In the minimalist “I Guess … ,” over walloping whiplike snares and celestial textures, Tay Sean challenges that culture of unquestioning complacency both at large and in the hip-hop community, and what he calls the empty pursuit for social-media “likes.” “They ascendant, I’m offended/’Cause what they represented wasn’t sevens” he says, referencing the sacred symbolism the number holds in a plethora of world cultures and religions. “Your social life’s a popularity contest at best,” he chides.

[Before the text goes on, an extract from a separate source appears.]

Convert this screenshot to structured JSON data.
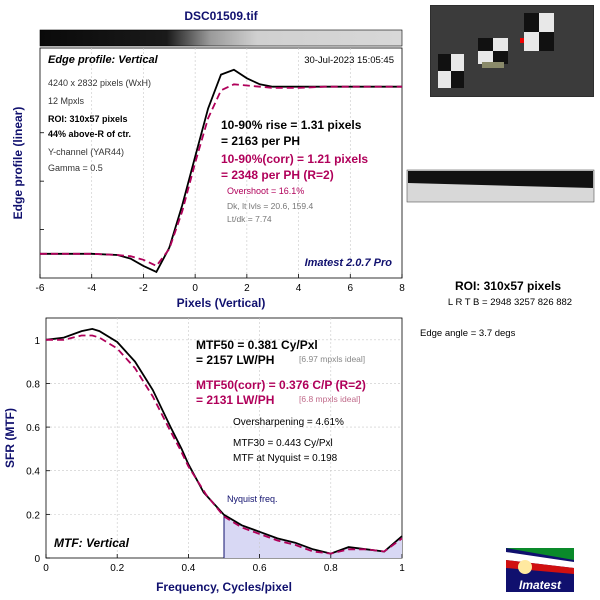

Tay Sean, naturally an inward-looking truth-seeker, grew up a Jehovah’s Witness. Although he and his family have long since left the flock, the faith’s promise of a coming “paradise Earth” stuck with him. “I thought, ‘Oh, that’s a beautiful story!’ ” Tay Sean says. “But how do I get that spiritual experience firsthand? It’s some guy on a fucking podium telling you that’s what it is. But via yogic meditation, I’ve felt things I have not ever felt before. After about an hour of doing this shit, I’ll feel a strong vibration going right through my body. I don’t know what the fuck that is, but I’ve felt it—it’s a physical thing, like a lawnmower whirring in my chest.”

Tay Sean attempts to translate that transcendental energy into language and sound on “Kathedral Spectre.” The song’s deft, ever-changing funk bassline, accompanied by disembodied sonic pulses, mimics the vibrational nature of the waves Tay Sean felt—waves he believes serve as one key to triangulating something close to a universal truth: “A lost and found power source flowing/A pinwheel in the middle of my ribcage/It flow through, it don’t come from/A new beat on an old drum,” he intones before the song rips open into a blistering synth solo, screeching like a meteorite.

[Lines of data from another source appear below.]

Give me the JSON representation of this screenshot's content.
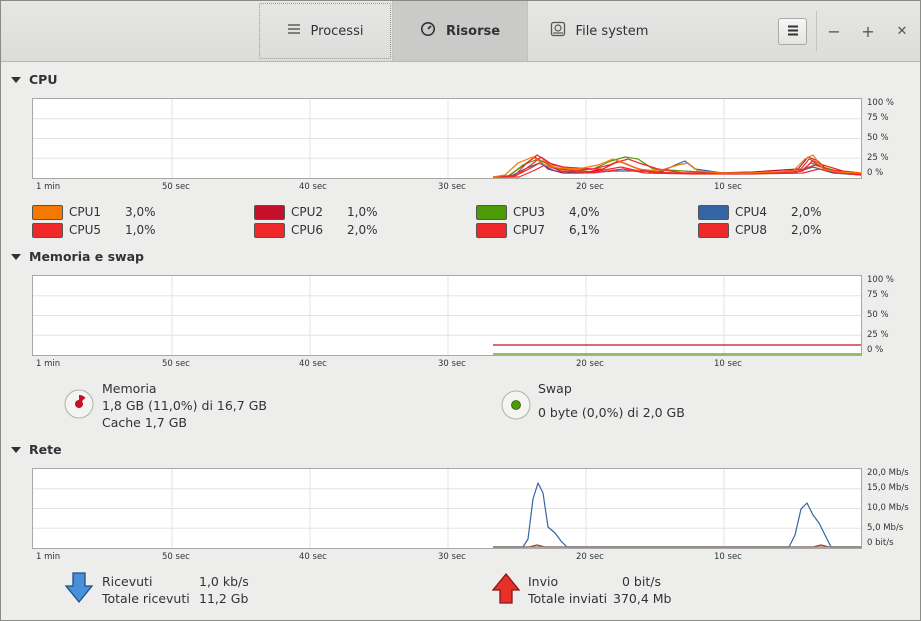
{
  "header": {
    "tabs": [
      {
        "label": "Processi"
      },
      {
        "label": "Risorse"
      },
      {
        "label": "File system"
      }
    ],
    "controls": {
      "minimize": "−",
      "maximize": "+",
      "close": "✕"
    }
  },
  "x_axis": [
    "1 min",
    "50 sec",
    "40 sec",
    "30 sec",
    "20 sec",
    "10 sec"
  ],
  "cpu": {
    "title": "CPU",
    "y_axis": [
      "100 %",
      "75 %",
      "50 %",
      "25 %",
      "0 %"
    ],
    "cores": [
      {
        "name": "CPU1",
        "value": "3,0%",
        "color": "#f57900"
      },
      {
        "name": "CPU2",
        "value": "1,0%",
        "color": "#c4102a"
      },
      {
        "name": "CPU3",
        "value": "4,0%",
        "color": "#4e9a06"
      },
      {
        "name": "CPU4",
        "value": "2,0%",
        "color": "#3465a4"
      },
      {
        "name": "CPU5",
        "value": "1,0%",
        "color": "#ef2929"
      },
      {
        "name": "CPU6",
        "value": "2,0%",
        "color": "#ef2929"
      },
      {
        "name": "CPU7",
        "value": "6,1%",
        "color": "#ef2929"
      },
      {
        "name": "CPU8",
        "value": "2,0%",
        "color": "#ef2929"
      }
    ]
  },
  "memory": {
    "title": "Memoria e swap",
    "y_axis": [
      "100 %",
      "75 %",
      "50 %",
      "25 %",
      "0 %"
    ],
    "mem": {
      "label": "Memoria",
      "usage": "1,8 GB (11,0%) di 16,7 GB",
      "cache": "Cache 1,7 GB",
      "color": "#c4102a"
    },
    "swap": {
      "label": "Swap",
      "usage": "0 byte (0,0%) di 2,0 GB",
      "color": "#4e9a06"
    }
  },
  "network": {
    "title": "Rete",
    "y_axis": [
      "20,0 Mb/s",
      "15,0 Mb/s",
      "10,0 Mb/s",
      "5,0 Mb/s",
      "0 bit/s"
    ],
    "received": {
      "label": "Ricevuti",
      "value": "1,0 kb/s",
      "total_label": "Totale ricevuti",
      "total": "11,2 Gb",
      "color": "#3465a4"
    },
    "sent": {
      "label": "Invio",
      "value": "0 bit/s",
      "total_label": "Totale inviati",
      "total": "370,4 Mb",
      "color": "#cc3300"
    }
  }
}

During our conversation on Beacon Hill, as I attempt to pinpoint the center of Tay’s complex ontology, he touches on everything from electromagnetic fields and scientific studies on the reality-shifting potential of human intention to the multidimensional nature of the universe, string theory, the collective unconsciousness, ying and yang energies, the SETI Institute, and the curious state between waking and sleeping. But at the end of it all, Tay finally boils it down to its core.

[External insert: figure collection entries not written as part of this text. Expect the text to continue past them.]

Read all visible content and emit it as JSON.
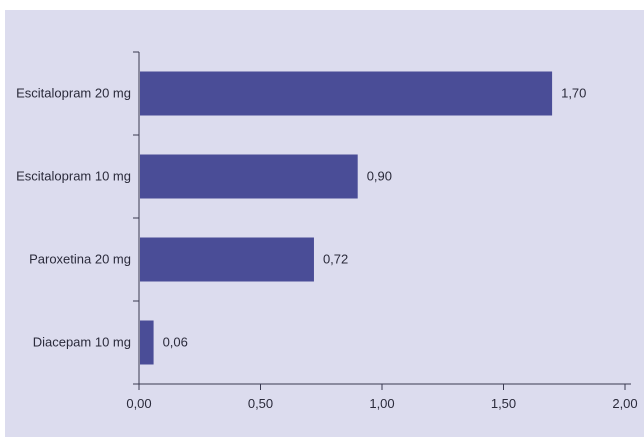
{
  "chart_data": {
    "type": "bar",
    "orientation": "horizontal",
    "categories": [
      "Escitalopram 20 mg",
      "Escitalopram 10 mg",
      "Paroxetina 20 mg",
      "Diacepam 10 mg"
    ],
    "values": [
      1.7,
      0.9,
      0.72,
      0.06
    ],
    "value_labels": [
      "1,70",
      "0,90",
      "0,72",
      "0,06"
    ],
    "xlim": [
      0,
      2
    ],
    "xticks": [
      0,
      0.5,
      1,
      1.5,
      2
    ],
    "xtick_labels": [
      "0,00",
      "0,50",
      "1,00",
      "1,50",
      "2,00"
    ],
    "grid": false,
    "colors": {
      "background": "#dcdcee",
      "bar": "#4a4d97",
      "axis": "#3a3a50"
    }
  }
}
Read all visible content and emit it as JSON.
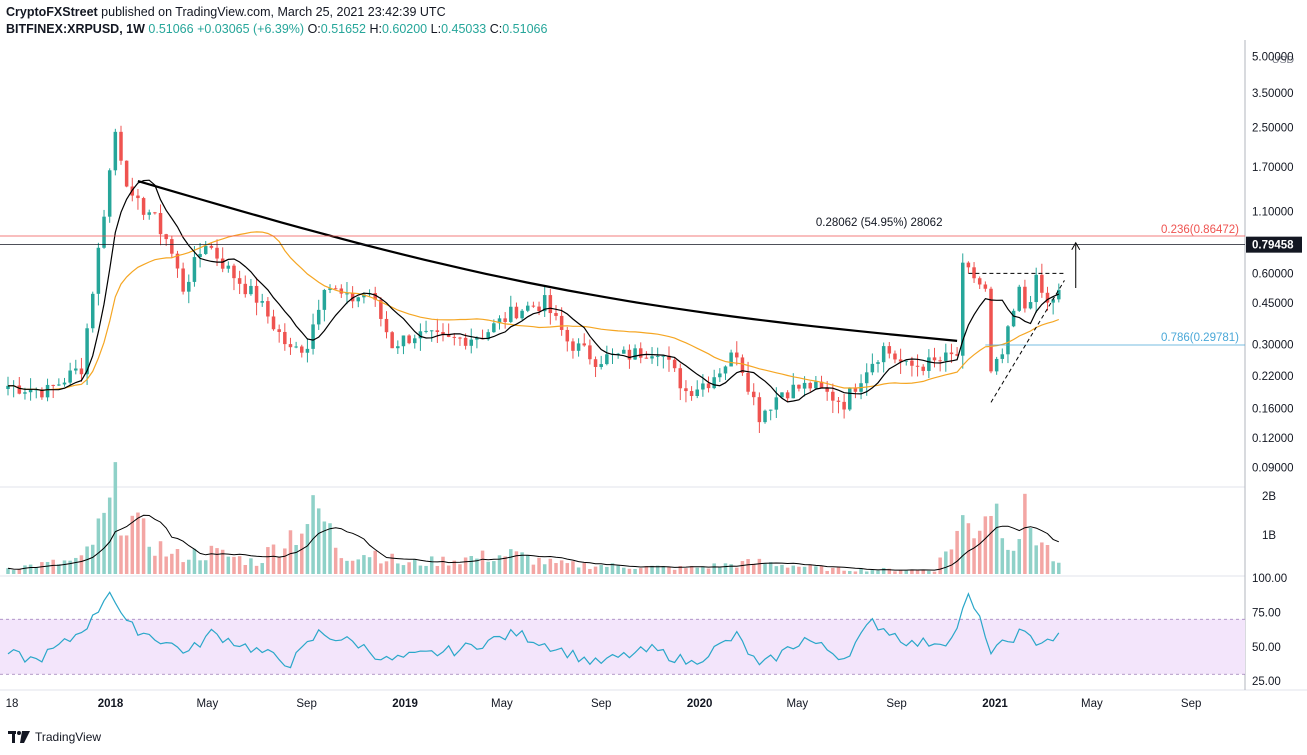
{
  "header": {
    "publisher": "CryptoFXStreet",
    "published_text": "published on TradingView.com, March 25, 2021 23:42:39 UTC",
    "symbol": "BITFINEX:XRPUSD, 1W",
    "last": "0.51066",
    "change": "+0.03065 (+6.39%)",
    "open_label": "O:",
    "open": "0.51652",
    "high_label": "H:",
    "high": "0.60200",
    "low_label": "L:",
    "low": "0.45033",
    "close_label": "C:",
    "close": "0.51066"
  },
  "brand": {
    "name": "TradingView"
  },
  "colors": {
    "up": "#26a69a",
    "down": "#ef5350",
    "up_vol": "#8fd1c8",
    "down_vol": "#f3a6a4",
    "ma_fast": "#000000",
    "ma_slow": "#f5a623",
    "rsi": "#2aa7c9",
    "rsi_band": "#f3e5fb",
    "fib": "#ef5350",
    "fib_786": "#4aa8d8"
  },
  "chart_data": [
    {
      "type": "candlestick",
      "pane": "price",
      "scale": "log",
      "currency_label": "USD",
      "y_ticks": [
        "5.00000",
        "3.50000",
        "2.50000",
        "1.70000",
        "1.10000",
        "0.60000",
        "0.45000",
        "0.30000",
        "0.22000",
        "0.16000",
        "0.12000",
        "0.09000"
      ],
      "y_tick_values": [
        5.0,
        3.5,
        2.5,
        1.7,
        1.1,
        0.6,
        0.45,
        0.3,
        0.22,
        0.16,
        0.12,
        0.09
      ],
      "x_ticks": [
        "18",
        "2018",
        "May",
        "Sep",
        "2019",
        "May",
        "Sep",
        "2020",
        "May",
        "Sep",
        "2021",
        "May",
        "Sep"
      ],
      "x_tick_dates": [
        "2017-09-01",
        "2018-01-01",
        "2018-05-01",
        "2018-09-01",
        "2019-01-01",
        "2019-05-01",
        "2019-09-01",
        "2020-01-01",
        "2020-05-01",
        "2020-09-01",
        "2021-01-01",
        "2021-05-01",
        "2021-09-01"
      ],
      "x_range": [
        "2017-08-27",
        "2021-11-03"
      ],
      "y_range": [
        0.075,
        5.6
      ],
      "price_anchors": [
        [
          "2017-08-27",
          0.2
        ],
        [
          "2017-10-15",
          0.19
        ],
        [
          "2017-11-26",
          0.24
        ],
        [
          "2017-12-17",
          0.75
        ],
        [
          "2018-01-07",
          2.4
        ],
        [
          "2018-01-28",
          1.2
        ],
        [
          "2018-02-18",
          1.1
        ],
        [
          "2018-03-11",
          0.85
        ],
        [
          "2018-04-01",
          0.52
        ],
        [
          "2018-04-29",
          0.82
        ],
        [
          "2018-05-27",
          0.62
        ],
        [
          "2018-07-01",
          0.47
        ],
        [
          "2018-08-12",
          0.28
        ],
        [
          "2018-09-02",
          0.3
        ],
        [
          "2018-09-23",
          0.55
        ],
        [
          "2018-10-21",
          0.46
        ],
        [
          "2018-11-18",
          0.5
        ],
        [
          "2018-12-16",
          0.3
        ],
        [
          "2019-01-13",
          0.33
        ],
        [
          "2019-02-24",
          0.31
        ],
        [
          "2019-04-07",
          0.33
        ],
        [
          "2019-05-19",
          0.42
        ],
        [
          "2019-06-23",
          0.45
        ],
        [
          "2019-07-21",
          0.31
        ],
        [
          "2019-08-25",
          0.26
        ],
        [
          "2019-10-06",
          0.27
        ],
        [
          "2019-11-10",
          0.29
        ],
        [
          "2019-12-15",
          0.19
        ],
        [
          "2020-01-12",
          0.21
        ],
        [
          "2020-02-16",
          0.28
        ],
        [
          "2020-03-15",
          0.15
        ],
        [
          "2020-04-12",
          0.19
        ],
        [
          "2020-05-17",
          0.2
        ],
        [
          "2020-06-28",
          0.17
        ],
        [
          "2020-07-26",
          0.24
        ],
        [
          "2020-08-16",
          0.29
        ],
        [
          "2020-09-13",
          0.24
        ],
        [
          "2020-10-18",
          0.25
        ],
        [
          "2020-11-15",
          0.27
        ],
        [
          "2020-11-22",
          0.62
        ],
        [
          "2020-12-06",
          0.58
        ],
        [
          "2020-12-20",
          0.5
        ],
        [
          "2020-12-27",
          0.22
        ],
        [
          "2021-01-10",
          0.27
        ],
        [
          "2021-01-31",
          0.5
        ],
        [
          "2021-02-07",
          0.43
        ],
        [
          "2021-02-21",
          0.55
        ],
        [
          "2021-03-07",
          0.44
        ],
        [
          "2021-03-21",
          0.51
        ]
      ],
      "annotations": {
        "measured_move_text": "0.28062 (54.95%) 28062",
        "fib_236_label": "0.236(0.86472)",
        "fib_236_value": 0.86472,
        "fib_786_label": "0.786(0.29781)",
        "fib_786_value": 0.29781,
        "current_price_label": "0.79458",
        "current_price_value": 0.79458,
        "triangle_top": 0.6,
        "trendline": [
          [
            "2018-02-04",
            1.48
          ],
          [
            "2020-11-15",
            0.31
          ]
        ],
        "ascending_line": [
          [
            "2020-12-27",
            0.17
          ],
          [
            "2021-03-28",
            0.56
          ]
        ],
        "target_arrow": {
          "date": "2021-04-11",
          "from": 0.52,
          "to": 0.81
        },
        "triangle_base_date": "2020-11-29"
      }
    },
    {
      "type": "bar",
      "pane": "volume",
      "y_ticks": [
        "2B",
        "1B"
      ],
      "y_tick_values": [
        2.0,
        1.0
      ],
      "y_range": [
        0,
        2.2
      ],
      "unit": "B",
      "volume_anchors": [
        [
          "2017-08-27",
          0.15
        ],
        [
          "2017-11-26",
          0.35
        ],
        [
          "2017-12-24",
          1.3
        ],
        [
          "2018-01-07",
          2.0
        ],
        [
          "2018-02-04",
          1.1
        ],
        [
          "2018-03-18",
          0.45
        ],
        [
          "2018-05-06",
          0.55
        ],
        [
          "2018-07-01",
          0.3
        ],
        [
          "2018-09-16",
          1.6
        ],
        [
          "2018-10-14",
          0.5
        ],
        [
          "2018-11-25",
          0.55
        ],
        [
          "2018-12-30",
          0.25
        ],
        [
          "2019-05-12",
          0.5
        ],
        [
          "2019-07-07",
          0.25
        ],
        [
          "2019-12-15",
          0.15
        ],
        [
          "2020-03-15",
          0.3
        ],
        [
          "2020-06-14",
          0.12
        ],
        [
          "2020-10-18",
          0.1
        ],
        [
          "2020-11-22",
          1.3
        ],
        [
          "2020-12-06",
          1.2
        ],
        [
          "2020-12-27",
          1.9
        ],
        [
          "2021-01-24",
          0.8
        ],
        [
          "2021-02-07",
          1.45
        ],
        [
          "2021-03-21",
          0.2
        ]
      ]
    },
    {
      "type": "line",
      "pane": "rsi",
      "y_ticks": [
        "100.00",
        "75.00",
        "50.00",
        "25.00"
      ],
      "y_tick_values": [
        100,
        75,
        50,
        25
      ],
      "y_range": [
        20,
        100
      ],
      "band": [
        30,
        70
      ],
      "rsi_anchors": [
        [
          "2017-08-27",
          45
        ],
        [
          "2017-10-01",
          40
        ],
        [
          "2017-11-12",
          55
        ],
        [
          "2017-12-10",
          70
        ],
        [
          "2017-12-31",
          92
        ],
        [
          "2018-01-21",
          66
        ],
        [
          "2018-03-04",
          55
        ],
        [
          "2018-04-08",
          46
        ],
        [
          "2018-05-06",
          60
        ],
        [
          "2018-08-12",
          38
        ],
        [
          "2018-09-16",
          60
        ],
        [
          "2018-11-04",
          52
        ],
        [
          "2018-12-09",
          40
        ],
        [
          "2019-03-10",
          48
        ],
        [
          "2019-05-19",
          60
        ],
        [
          "2019-08-25",
          38
        ],
        [
          "2019-11-03",
          48
        ],
        [
          "2019-12-22",
          38
        ],
        [
          "2020-02-16",
          58
        ],
        [
          "2020-03-15",
          35
        ],
        [
          "2020-05-10",
          56
        ],
        [
          "2020-06-28",
          42
        ],
        [
          "2020-08-02",
          68
        ],
        [
          "2020-09-20",
          52
        ],
        [
          "2020-11-08",
          55
        ],
        [
          "2020-11-29",
          86
        ],
        [
          "2020-12-20",
          60
        ],
        [
          "2020-12-27",
          45
        ],
        [
          "2021-01-31",
          60
        ],
        [
          "2021-02-21",
          54
        ],
        [
          "2021-03-21",
          57
        ]
      ]
    }
  ]
}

“I think me, you, all of us, we just need to be better, man,” he says. “I think it’s interesting just to visualize, what the fuck are the next things, the good things, we could be moving towards? Evolving towards? Where are we going? Because right now, our society has disconnected from the sacred—we don’t care, and I think that lack of concern is one of the root causes of evil in this world. I just want us to realize our potential as beings. I just want to know what humans are really capable of.”